W32.Niucoft


Aliases: Generic Downloader.x, Mal/Behav-285, Trojan-Downloader.Win32.Bagle, Trojan-Downloader.Win32.Bagle.jr, WORM_BAGLE.VS
Variants: N/A

Classification: Malware
Category: Computer Worm

Status: Active & Spreading
Spreading: Slow
Geographical info: Asia, North and South America, and some parts of Europe and Australia
Removal: Easy
Platform: W32
Discovered: 20 Sep 2007
Damage: Medium

Characteristics: W32.Niucoft is a worm that spreads through self duplication to all drives on the infected computer. It also adds an “iframe” tag into “.htm” files. Altered “.html files” are known and repaired as Trojan.Maliframe!html. This can fill up your computer with files, which are malicious, damaging, and are not important to your computer. As it reproduces, it takes up space. The space becomes unusable when the memory space is lessened.
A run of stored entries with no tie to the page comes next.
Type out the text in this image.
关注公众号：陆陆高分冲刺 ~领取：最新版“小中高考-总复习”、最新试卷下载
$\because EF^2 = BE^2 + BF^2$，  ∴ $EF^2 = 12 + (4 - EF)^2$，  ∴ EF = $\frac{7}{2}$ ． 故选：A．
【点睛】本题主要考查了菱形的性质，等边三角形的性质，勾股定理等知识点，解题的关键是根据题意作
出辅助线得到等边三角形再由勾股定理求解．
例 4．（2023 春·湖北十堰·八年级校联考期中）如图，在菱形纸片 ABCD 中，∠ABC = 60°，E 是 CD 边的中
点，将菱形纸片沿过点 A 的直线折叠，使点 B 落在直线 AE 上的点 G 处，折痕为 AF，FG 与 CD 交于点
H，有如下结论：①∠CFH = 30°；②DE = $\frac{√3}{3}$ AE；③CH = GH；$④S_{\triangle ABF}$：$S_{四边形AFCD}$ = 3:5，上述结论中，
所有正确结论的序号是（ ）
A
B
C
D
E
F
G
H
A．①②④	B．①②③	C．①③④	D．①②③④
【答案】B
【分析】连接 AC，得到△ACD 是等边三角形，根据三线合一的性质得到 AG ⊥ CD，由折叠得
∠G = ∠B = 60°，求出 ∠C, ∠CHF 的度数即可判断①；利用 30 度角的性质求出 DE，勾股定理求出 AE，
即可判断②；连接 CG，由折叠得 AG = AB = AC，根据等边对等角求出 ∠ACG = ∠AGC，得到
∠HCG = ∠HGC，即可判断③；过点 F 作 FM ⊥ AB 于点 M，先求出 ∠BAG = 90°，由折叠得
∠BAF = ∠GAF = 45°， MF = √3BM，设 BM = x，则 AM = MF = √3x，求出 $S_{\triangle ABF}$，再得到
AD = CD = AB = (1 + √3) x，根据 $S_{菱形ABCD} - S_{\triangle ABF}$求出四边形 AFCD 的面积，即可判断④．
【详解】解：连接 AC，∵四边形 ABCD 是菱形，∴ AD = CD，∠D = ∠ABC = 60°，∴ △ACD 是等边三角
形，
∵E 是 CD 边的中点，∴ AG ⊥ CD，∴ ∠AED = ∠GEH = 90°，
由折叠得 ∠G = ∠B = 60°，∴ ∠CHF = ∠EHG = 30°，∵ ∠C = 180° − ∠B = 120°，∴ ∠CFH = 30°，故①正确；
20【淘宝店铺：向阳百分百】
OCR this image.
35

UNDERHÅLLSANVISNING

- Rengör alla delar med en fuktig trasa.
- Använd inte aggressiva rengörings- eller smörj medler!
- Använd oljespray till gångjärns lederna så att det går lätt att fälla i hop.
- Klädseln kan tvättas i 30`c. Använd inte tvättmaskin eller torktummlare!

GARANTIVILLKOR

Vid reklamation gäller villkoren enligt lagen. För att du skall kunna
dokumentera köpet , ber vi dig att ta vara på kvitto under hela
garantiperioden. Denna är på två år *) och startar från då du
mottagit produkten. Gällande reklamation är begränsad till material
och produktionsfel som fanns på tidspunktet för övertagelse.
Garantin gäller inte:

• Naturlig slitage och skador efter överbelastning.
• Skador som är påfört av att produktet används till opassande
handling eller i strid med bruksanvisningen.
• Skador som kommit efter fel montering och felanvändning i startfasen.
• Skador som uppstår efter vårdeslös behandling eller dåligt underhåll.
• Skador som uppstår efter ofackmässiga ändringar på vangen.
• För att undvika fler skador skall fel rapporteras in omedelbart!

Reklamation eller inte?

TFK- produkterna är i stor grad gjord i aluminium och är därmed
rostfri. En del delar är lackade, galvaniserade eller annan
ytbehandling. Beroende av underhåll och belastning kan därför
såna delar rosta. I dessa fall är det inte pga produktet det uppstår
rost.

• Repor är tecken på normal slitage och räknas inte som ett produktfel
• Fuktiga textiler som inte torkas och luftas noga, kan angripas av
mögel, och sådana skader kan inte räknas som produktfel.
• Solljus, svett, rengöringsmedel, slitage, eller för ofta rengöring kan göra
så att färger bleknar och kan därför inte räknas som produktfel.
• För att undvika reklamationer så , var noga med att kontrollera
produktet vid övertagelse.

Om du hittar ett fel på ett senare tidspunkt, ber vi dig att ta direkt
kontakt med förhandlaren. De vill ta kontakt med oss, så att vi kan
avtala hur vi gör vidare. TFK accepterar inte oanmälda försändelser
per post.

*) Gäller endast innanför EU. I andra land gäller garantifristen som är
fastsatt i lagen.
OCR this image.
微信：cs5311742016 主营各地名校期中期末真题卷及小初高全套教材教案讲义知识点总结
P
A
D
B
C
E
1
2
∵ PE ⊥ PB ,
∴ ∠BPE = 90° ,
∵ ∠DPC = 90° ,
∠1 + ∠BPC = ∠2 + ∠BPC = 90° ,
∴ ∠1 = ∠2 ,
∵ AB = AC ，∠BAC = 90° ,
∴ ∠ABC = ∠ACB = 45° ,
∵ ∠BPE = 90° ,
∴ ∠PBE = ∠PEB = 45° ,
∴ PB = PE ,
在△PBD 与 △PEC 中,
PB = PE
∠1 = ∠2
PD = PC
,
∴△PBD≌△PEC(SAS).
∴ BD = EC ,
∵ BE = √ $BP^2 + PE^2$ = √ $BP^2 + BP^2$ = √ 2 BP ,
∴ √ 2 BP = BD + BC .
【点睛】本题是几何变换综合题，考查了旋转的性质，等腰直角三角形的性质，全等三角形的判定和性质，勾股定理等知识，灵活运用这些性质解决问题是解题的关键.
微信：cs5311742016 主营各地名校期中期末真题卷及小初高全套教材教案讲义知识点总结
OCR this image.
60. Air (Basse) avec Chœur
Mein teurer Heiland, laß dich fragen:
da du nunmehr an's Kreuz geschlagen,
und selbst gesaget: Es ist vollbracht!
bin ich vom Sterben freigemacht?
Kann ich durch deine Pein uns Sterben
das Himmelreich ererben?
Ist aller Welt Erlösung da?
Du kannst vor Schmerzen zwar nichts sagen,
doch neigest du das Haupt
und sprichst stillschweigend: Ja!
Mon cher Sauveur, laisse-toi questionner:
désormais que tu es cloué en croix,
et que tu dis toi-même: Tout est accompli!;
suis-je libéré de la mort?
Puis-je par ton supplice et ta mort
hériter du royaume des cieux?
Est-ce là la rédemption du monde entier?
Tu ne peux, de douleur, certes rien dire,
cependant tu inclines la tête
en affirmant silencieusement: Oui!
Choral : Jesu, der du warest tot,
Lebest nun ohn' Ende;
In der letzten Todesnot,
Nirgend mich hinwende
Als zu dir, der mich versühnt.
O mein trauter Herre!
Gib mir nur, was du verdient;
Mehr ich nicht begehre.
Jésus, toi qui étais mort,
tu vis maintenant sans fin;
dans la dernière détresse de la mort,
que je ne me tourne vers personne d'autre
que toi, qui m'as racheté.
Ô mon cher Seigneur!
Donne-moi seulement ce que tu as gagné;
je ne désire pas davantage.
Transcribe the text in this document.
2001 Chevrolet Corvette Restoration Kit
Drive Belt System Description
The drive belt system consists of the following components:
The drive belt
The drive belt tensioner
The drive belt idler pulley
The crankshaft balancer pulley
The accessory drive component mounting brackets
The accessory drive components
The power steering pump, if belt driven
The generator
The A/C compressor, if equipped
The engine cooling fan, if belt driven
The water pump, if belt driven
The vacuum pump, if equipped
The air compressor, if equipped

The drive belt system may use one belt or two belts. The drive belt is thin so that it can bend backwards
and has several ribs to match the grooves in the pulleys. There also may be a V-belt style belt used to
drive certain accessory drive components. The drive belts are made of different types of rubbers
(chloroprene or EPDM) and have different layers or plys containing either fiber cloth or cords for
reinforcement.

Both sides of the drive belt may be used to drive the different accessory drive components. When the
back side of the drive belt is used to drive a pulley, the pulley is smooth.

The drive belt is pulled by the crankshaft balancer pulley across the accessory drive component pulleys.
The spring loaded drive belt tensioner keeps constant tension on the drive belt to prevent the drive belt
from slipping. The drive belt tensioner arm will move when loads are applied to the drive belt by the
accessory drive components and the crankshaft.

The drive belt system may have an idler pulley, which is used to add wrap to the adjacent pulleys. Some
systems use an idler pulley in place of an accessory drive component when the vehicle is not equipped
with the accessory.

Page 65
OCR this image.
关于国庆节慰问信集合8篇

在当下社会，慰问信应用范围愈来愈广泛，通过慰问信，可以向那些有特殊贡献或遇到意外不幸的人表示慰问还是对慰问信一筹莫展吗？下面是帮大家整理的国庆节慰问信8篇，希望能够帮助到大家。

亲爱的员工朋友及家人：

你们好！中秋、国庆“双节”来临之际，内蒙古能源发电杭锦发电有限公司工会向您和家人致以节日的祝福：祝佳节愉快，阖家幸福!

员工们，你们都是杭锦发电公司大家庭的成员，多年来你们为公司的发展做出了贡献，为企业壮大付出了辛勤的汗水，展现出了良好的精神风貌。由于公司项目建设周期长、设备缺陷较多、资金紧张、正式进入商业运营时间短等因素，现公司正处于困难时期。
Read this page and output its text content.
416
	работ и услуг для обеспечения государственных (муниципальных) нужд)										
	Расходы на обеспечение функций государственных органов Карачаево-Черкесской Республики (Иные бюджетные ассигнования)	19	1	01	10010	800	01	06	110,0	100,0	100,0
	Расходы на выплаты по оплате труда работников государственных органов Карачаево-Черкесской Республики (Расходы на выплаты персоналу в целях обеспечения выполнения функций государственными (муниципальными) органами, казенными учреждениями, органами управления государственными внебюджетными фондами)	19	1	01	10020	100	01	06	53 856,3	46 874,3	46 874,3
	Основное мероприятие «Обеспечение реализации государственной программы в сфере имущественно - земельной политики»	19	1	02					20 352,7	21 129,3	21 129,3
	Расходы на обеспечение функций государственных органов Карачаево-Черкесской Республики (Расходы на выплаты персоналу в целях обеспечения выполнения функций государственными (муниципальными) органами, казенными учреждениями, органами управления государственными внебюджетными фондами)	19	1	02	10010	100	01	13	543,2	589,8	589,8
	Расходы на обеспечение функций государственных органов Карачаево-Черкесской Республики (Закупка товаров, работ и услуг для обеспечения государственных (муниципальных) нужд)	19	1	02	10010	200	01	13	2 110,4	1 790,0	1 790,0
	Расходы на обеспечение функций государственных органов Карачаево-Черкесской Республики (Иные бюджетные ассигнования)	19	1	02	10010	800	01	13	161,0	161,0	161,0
More details about W32.Niucoft

This causes the computer or system to slow down and crashes. The worst thing is your system may become inoperable. It can sometimes change the boot sector. This could result in the inability of the computer to run. It affects Windows 2000, Windows 95, Windows 98, Windows Me, Windows NT, Windows Server 2003, Windows Vista, and Windows XP Operating Systems. Once executed, it will copy a “crsss.exe,” niu.exe” and “autorun.inf” on windows directory folders and removable drives. Registry keys are also modified so that the worm will run every time the window starts. The worm also then removes all files with “.gho” extensions. If it successfully removes these extensions, it will then browse for all .htm files as well as the following files: index.asp, index.php, default.asp, default.php and conn.asp.

The W32.Niucoft program may be used by a remote hacker to control the infected computer. The hacker may use a server to send out commands to the client, which is installed in the victim’s computer. With these tools, the hacker may have almost unlimited control over the compromised machine. The hacker may download unsolicited and unwanted files to the infected computer using the W32.Niucoft program. These files are most probably spying tools or remote controlling tools. After downloading, this program might be commanded to install these files as well. Other malicious programs that this Trojan can download include worms, viruses, adware and Trojans.